I dug around in the code a bit and the second issue (the one causing pread() to fail for me) seems to occur in nova_verify_data_csum() when it's called during the pread(). The problem specifically only arises when the pread() is close to the size of the whole file; it seems to specifically be a problem with reading the very last stripe. I modified the for loop on line 758 of checksum.c to only iterate over strps-1 stripes and that allows pread() to complete successfully, but then it's not actually verifying everything. The KASAN bug appears to be hit on line 572 of checksum.c, in nova_update_stripe_csum(), but I don't know exactly why and I don't have a workaround for that one.
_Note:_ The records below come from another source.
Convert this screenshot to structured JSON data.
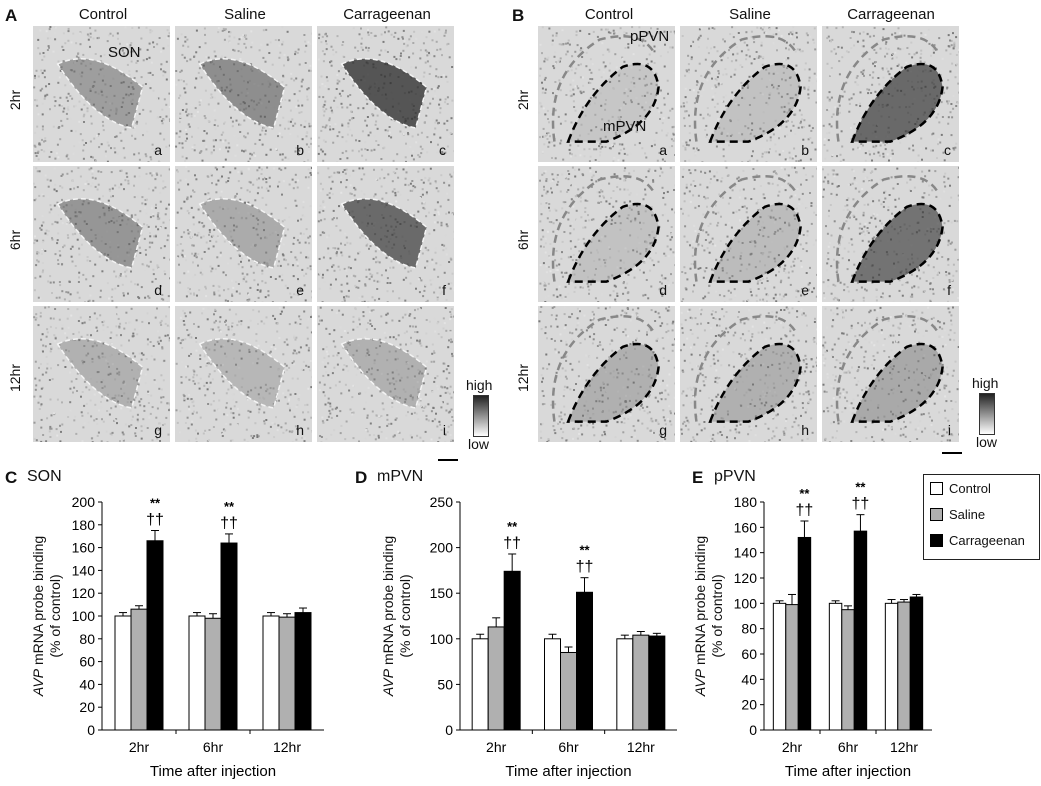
{
  "panelA": {
    "letter": "A",
    "columns": [
      "Control",
      "Saline",
      "Carrageenan"
    ],
    "rows": [
      "2hr",
      "6hr",
      "12hr"
    ],
    "sublabels": [
      "a",
      "b",
      "c",
      "d",
      "e",
      "f",
      "g",
      "h",
      "i"
    ],
    "region_label": "SON",
    "intensity": [
      [
        0.45,
        0.55,
        0.85
      ],
      [
        0.5,
        0.35,
        0.75
      ],
      [
        0.3,
        0.25,
        0.3
      ]
    ],
    "scale_high": "high",
    "scale_low": "low"
  },
  "panelB": {
    "letter": "B",
    "columns": [
      "Control",
      "Saline",
      "Carrageenan"
    ],
    "rows": [
      "2hr",
      "6hr",
      "12hr"
    ],
    "sublabels": [
      "a",
      "b",
      "c",
      "d",
      "e",
      "f",
      "g",
      "h",
      "i"
    ],
    "region_labels": [
      "pPVN",
      "mPVN"
    ],
    "intensity": [
      [
        0.15,
        0.2,
        0.75
      ],
      [
        0.2,
        0.25,
        0.7
      ],
      [
        0.35,
        0.35,
        0.4
      ]
    ],
    "scale_high": "high",
    "scale_low": "low"
  },
  "chart_data": [
    {
      "type": "bar",
      "panel": "C",
      "title": "SON",
      "ylabel_italic": "AVP",
      "ylabel": "mRNA probe binding",
      "ylabel2": "(% of control)",
      "xlabel": "Time after injection",
      "categories": [
        "2hr",
        "6hr",
        "12hr"
      ],
      "ylim": [
        0,
        200
      ],
      "yticks": [
        0,
        20,
        40,
        60,
        80,
        100,
        120,
        140,
        160,
        180,
        200
      ],
      "series": [
        {
          "name": "Control",
          "color": "#ffffff",
          "values": [
            100,
            100,
            100
          ],
          "errors": [
            3,
            3,
            3
          ]
        },
        {
          "name": "Saline",
          "color": "#b0b0b0",
          "values": [
            106,
            98,
            99
          ],
          "errors": [
            3,
            4,
            3
          ]
        },
        {
          "name": "Carrageenan",
          "color": "#000000",
          "values": [
            166,
            164,
            103
          ],
          "errors": [
            9,
            8,
            4
          ]
        }
      ],
      "annotations": [
        {
          "category": 0,
          "series": 2,
          "lines": [
            "**",
            "††"
          ]
        },
        {
          "category": 1,
          "series": 2,
          "lines": [
            "**",
            "††"
          ]
        }
      ]
    },
    {
      "type": "bar",
      "panel": "D",
      "title": "mPVN",
      "ylabel_italic": "AVP",
      "ylabel": "mRNA probe binding",
      "ylabel2": "(% of control)",
      "xlabel": "Time after injection",
      "categories": [
        "2hr",
        "6hr",
        "12hr"
      ],
      "ylim": [
        0,
        250
      ],
      "yticks": [
        0,
        50,
        100,
        150,
        200,
        250
      ],
      "series": [
        {
          "name": "Control",
          "color": "#ffffff",
          "values": [
            100,
            100,
            100
          ],
          "errors": [
            5,
            5,
            4
          ]
        },
        {
          "name": "Saline",
          "color": "#b0b0b0",
          "values": [
            113,
            85,
            104
          ],
          "errors": [
            10,
            6,
            4
          ]
        },
        {
          "name": "Carrageenan",
          "color": "#000000",
          "values": [
            174,
            151,
            103
          ],
          "errors": [
            19,
            16,
            3
          ]
        }
      ],
      "annotations": [
        {
          "category": 0,
          "series": 2,
          "lines": [
            "**",
            "††"
          ]
        },
        {
          "category": 1,
          "series": 2,
          "lines": [
            "**",
            "††"
          ]
        }
      ]
    },
    {
      "type": "bar",
      "panel": "E",
      "title": "pPVN",
      "ylabel_italic": "AVP",
      "ylabel": "mRNA probe binding",
      "ylabel2": "(% of control)",
      "xlabel": "Time after injection",
      "categories": [
        "2hr",
        "6hr",
        "12hr"
      ],
      "ylim": [
        0,
        180
      ],
      "yticks": [
        0,
        20,
        40,
        60,
        80,
        100,
        120,
        140,
        160,
        180
      ],
      "series": [
        {
          "name": "Control",
          "color": "#ffffff",
          "values": [
            100,
            100,
            100
          ],
          "errors": [
            2,
            2,
            3
          ]
        },
        {
          "name": "Saline",
          "color": "#b0b0b0",
          "values": [
            99,
            95,
            101
          ],
          "errors": [
            8,
            3,
            2
          ]
        },
        {
          "name": "Carrageenan",
          "color": "#000000",
          "values": [
            152,
            157,
            105
          ],
          "errors": [
            13,
            13,
            2
          ]
        }
      ],
      "annotations": [
        {
          "category": 0,
          "series": 2,
          "lines": [
            "**",
            "††"
          ]
        },
        {
          "category": 1,
          "series": 2,
          "lines": [
            "**",
            "††"
          ]
        }
      ],
      "legend": {
        "entries": [
          "Control",
          "Saline",
          "Carrageenan"
        ],
        "position": "top-right"
      }
    }
  ]
}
Andiry commented 2 years ago

I have tried again and cannot reproduce on a bare-metal machine. I do suspect this is related with VM and I have seen people reported issues on VM before. I think there are some kernel flags related to memory need to be disabled for NOVA running on VM, but I can't recall them - perhaps they are mentioned in some other issues. Can you try on a bare-metal machine to see if it is reproducible?

hayley-leblanc commented 2 years ago

I tried it on a bare-metal machine and was not able to replicate the issue there. I compared the execution on bare-metal vs. the VM and found that the issue comes from line 174 of parity.c: https://github.com/NVSL/linux-nova/blob/b817ca322e6fc61f532174e7effc4b6c81528e3f/fs/nova/parity.c#L174

unroll_csum is set to 0 on my VM and 1 on my bare-metal machine. This led to the following if statement evaluating to true on the VM but not on baremetal: https://github.com/NVSL/linux-nova/blob/b817ca322e6fc61f532174e7effc4b6c81528e3f/fs/nova/parity.c#L248-L250 The two problems described in this issue only occur when the contents of the if statement are run, which is why they aren't showing up on baremetal.

The root of the problem on the VM seems to be that by default, the virtualized CPU does not have the X86_FEATURE_XMM4_2 feature flag that is used to set unroll_csum. I was able to fix this on my VM by adding -cpu host to the qemu command that starts the VM.

This still seems like an bug to me, since it does appear that NOVA is intended to support CPUs without this feature.